These are notes that I took (from an original template README.md) that I (somewhat) rewrote in my own words, mainly to understand what was going on. Once I had developed a bit and realized that the examples provided were excessive, I pruned a lot of this away. See development documentation for the final notes.

Things I Changed My Mind About

Floating Docs Package

there should be programmatic docs in a (top level) docs folder that is imported in cmd/internal/cli/scif.go (the help strings, etc.)

This was a pattern I saw a few times, and I realized that (for the most part) this "docs" package was providing templates and content for the scif command (under scif/cmd). Thus, it was more logical to me to put it into scif/cmd/docs and have it be a part of the main package.

Minimal cmd Folder

Most libraries put main applications as subfolders under "cmd." They also mentioned that

you shouldn't put a lot of code here. Code that could be imported by other libraries should go into pkg, and private into internal.

It was logical that shared libraries should be provided as a package. But I saw a lot of weird patterns of having the command client code stuck in weird places like:

/cmd/scif/cli.go           (-this is the scif client, but it's a pretty empty file.
/cmd/internal/cli/scif.go  (-most of its functionality is imported from here

And for the life of me, I could be working on something for a while and still look in the wrong spot for it. I fundamentally disagree with the idea of putting next to nothing in cmd/<app> folders, because this is exactly where you would expect to find the client (mostly cobra) based functions for flags, etc. I looked at a lot of the containers organization repos on GitHub, and they tend to follow what I think is more intuitive. Take a look at Podman. You can find all the entrypoint commands easily (by name).

Things I Agreed With

The Logger Package can be Internal

internal/pkg/logger should have the logger

I found it generally strange that such effort was placed on making many of the functions internal. It would even lead to weird structure like:

cmd/scif
cmd/internal/scif

What could be so necessary and secret to have these confusing two locations for the same thing? I didn't want to do this. However, for the logger, this was a clear package that had no good reason to be exposed.

Version Variable

Most packages would have some version.go (or similar) and then pipe it where it needed to go. This is reasonable to me, along with maybe having a GitHub commit somewhere for the more specific versioning.

General Notes

This was rewritten in my own words, mostly for learning.

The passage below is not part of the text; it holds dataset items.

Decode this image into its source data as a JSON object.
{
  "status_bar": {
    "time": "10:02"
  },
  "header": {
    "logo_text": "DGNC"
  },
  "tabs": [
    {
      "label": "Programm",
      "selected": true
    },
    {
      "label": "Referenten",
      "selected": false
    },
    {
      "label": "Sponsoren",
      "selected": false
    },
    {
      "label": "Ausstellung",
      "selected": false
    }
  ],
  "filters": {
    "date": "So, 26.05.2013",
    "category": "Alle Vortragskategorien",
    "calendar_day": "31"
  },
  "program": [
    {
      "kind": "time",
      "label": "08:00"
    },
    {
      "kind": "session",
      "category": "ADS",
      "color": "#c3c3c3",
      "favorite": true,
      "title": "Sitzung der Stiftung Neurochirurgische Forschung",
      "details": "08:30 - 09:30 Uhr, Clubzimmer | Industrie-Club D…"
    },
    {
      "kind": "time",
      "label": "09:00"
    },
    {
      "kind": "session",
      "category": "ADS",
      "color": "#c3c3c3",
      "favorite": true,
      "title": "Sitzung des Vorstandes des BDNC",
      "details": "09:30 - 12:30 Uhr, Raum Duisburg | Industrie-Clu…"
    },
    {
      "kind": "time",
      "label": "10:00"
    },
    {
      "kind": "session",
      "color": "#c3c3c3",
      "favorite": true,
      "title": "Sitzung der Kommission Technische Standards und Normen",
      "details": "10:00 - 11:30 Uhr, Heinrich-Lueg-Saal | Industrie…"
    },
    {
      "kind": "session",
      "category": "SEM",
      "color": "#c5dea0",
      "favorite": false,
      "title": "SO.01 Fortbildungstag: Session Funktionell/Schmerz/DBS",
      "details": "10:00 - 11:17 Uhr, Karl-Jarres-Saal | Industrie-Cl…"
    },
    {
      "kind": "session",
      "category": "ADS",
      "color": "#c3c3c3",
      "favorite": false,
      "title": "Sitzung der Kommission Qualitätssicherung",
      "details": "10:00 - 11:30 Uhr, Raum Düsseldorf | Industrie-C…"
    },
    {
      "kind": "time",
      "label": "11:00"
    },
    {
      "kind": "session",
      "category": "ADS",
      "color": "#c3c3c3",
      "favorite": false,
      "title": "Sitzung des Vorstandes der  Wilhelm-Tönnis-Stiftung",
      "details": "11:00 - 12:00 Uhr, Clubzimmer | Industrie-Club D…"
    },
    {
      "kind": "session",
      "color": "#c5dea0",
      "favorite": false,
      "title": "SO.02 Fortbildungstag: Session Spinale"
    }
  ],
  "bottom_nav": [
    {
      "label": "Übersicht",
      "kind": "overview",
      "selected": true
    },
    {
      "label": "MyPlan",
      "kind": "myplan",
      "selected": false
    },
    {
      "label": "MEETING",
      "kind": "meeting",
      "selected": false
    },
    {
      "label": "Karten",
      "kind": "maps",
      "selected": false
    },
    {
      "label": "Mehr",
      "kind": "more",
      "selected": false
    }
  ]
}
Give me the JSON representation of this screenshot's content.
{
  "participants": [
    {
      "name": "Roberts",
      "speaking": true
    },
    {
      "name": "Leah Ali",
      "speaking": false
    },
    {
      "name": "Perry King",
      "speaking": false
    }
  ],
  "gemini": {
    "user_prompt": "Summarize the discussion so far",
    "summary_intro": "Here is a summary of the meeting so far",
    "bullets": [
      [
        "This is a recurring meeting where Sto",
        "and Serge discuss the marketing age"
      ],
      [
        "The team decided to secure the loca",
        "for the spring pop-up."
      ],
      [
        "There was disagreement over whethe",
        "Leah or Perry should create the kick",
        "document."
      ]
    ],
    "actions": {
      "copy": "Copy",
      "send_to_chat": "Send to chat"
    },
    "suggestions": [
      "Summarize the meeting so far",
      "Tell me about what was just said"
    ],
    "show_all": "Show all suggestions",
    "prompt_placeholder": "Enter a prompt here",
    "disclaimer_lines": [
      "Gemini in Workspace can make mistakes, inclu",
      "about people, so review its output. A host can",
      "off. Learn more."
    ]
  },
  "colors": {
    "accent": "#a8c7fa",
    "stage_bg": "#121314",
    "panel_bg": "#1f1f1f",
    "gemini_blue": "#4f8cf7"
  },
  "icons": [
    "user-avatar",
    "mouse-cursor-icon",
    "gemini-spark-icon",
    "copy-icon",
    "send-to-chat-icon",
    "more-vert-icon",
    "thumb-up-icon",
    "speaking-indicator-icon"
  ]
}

I didn't follow or use most of it.

/internal

This is where I'll put private code (that others can't import).

  • /internal/app/scif will be private code for scif
  • /internal/pkg will be code/libraries shared by the above (maybe utils?)

/pkg

Library code that is okay to be used by external applications. I'd probably want to put some of the scif main functions here that get called by the command (note that I did do this!)

/vendor

Vendor dependencies, commonly managed with dep. (I don't think that I should commit these?)

/docs

User docs (for client help)

/assets

Repository assets (images, logo, etc.)

Not Needed or Used

I don't think I have:

  • web (web assets)
  • configs (configuration files)
  • init (system init)
  • deployments: docker-compose, kubernetes/helm, etc.
  • tools: supporting tools

/api

There might be a link to the specification here?

/examples

Examples for using SCIF.

/scripts

I might have some scripts to perform various build, install, analysis, etc operations. The goal with these scripts is to keep the root level Makefile small and simple (e.g., https://github.com/hashicorp/terraform/blob/master/Makefile).

/build

Packaging and Continuous Integration - this is where a Docker container, and any packages would go (/build/package). CI (travis, circle) go in a /build/ci directory. I guess I'm supposed to link to .circleci from here.

/test

Data and scripts for testing. If I need data, I should put in test/data or test/testdata.